Just then, as if in answer, the heavens open up with a muffled, rolling detonation and a very rare burst of Los Angeles–based thunder echoes over the Hollywood Hills as the rain truly starts to come down in earnest. Regrettably, to keep dry, I roll up the car window, hoping Lexington Vargas has no more sighing or serious exhaling to do. I can at least introduce him to humanity’s finest invention for the single man, the breath mint. I begin searching the cheesy polymer center console in the Kia for the Listerine tab dispenser I know I have. It’s amazing how at great and meaningful moments I can only focus on trivialities and insignificant shit. An avoidance mechanism, possibly, or could it be that I just don’t like funky breath?
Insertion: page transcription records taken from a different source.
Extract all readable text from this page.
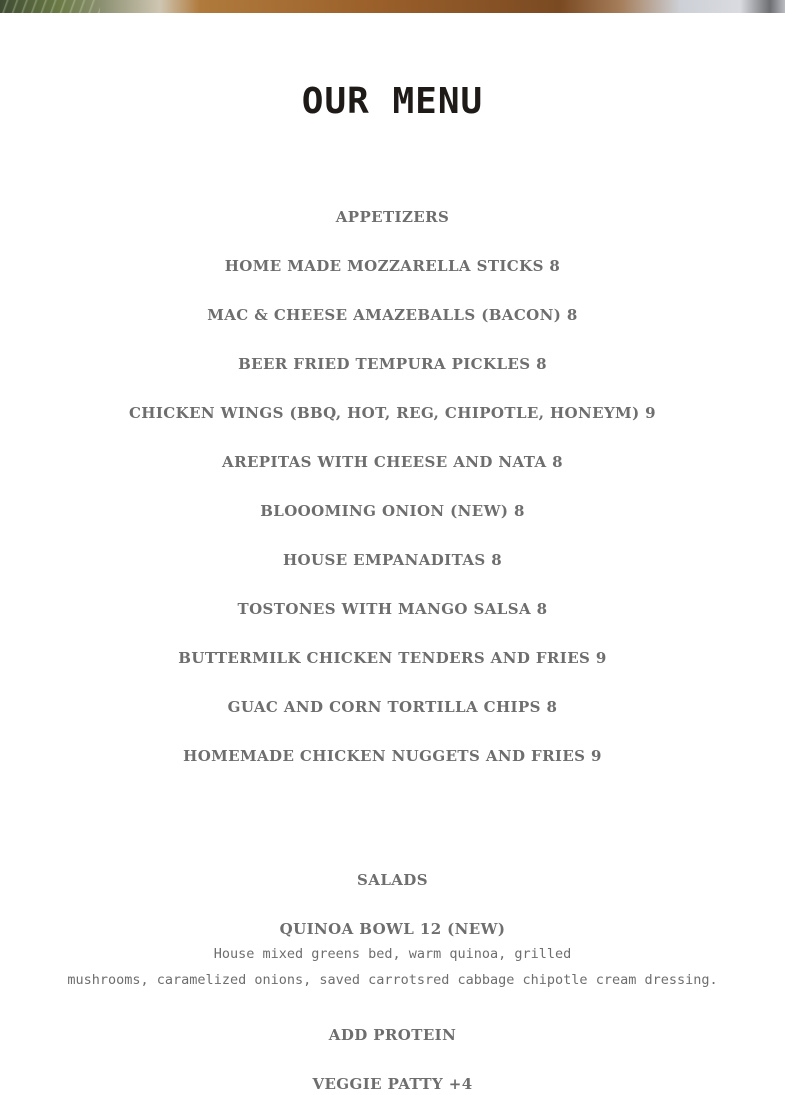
OUR MENU
APPETIZERS
HOME MADE MOZZARELLA STICKS 8
MAC & CHEESE AMAZEBALLS (BACON) 8
BEER FRIED TEMPURA PICKLES 8
CHICKEN WINGS (BBQ, HOT, REG, CHIPOTLE, HONEYM) 9
AREPITAS WITH CHEESE AND NATA 8
BLOOOMING ONION (NEW) 8
HOUSE EMPANADITAS 8
TOSTONES WITH MANGO SALSA 8
BUTTERMILK CHICKEN TENDERS AND FRIES 9
GUAC AND CORN TORTILLA CHIPS 8
HOMEMADE CHICKEN NUGGETS AND FRIES 9
SALADS
QUINOA BOWL 12 (NEW)
House mixed greens bed, warm quinoa, grilled
mushrooms, caramelized onions, saved carrotsred cabbage chipotle cream dressing.
ADD PROTEIN
VEGGIE PATTY +4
Nope, it’s probably avoidance—and/or my ADD. I do have
that
in spades.

“Has anyone actually
read
this book?” asks Alice, holding up Lexington Vargas’s copy, and I stop my rummaging for the mints, such is the obvious yet totally overlooked import of her question.

“No,” says I.

“No,” says Lexington Vargas.

“Yeah, me neither, but don’t you think we should at least check it out?” It’s a legitimate query from Alice.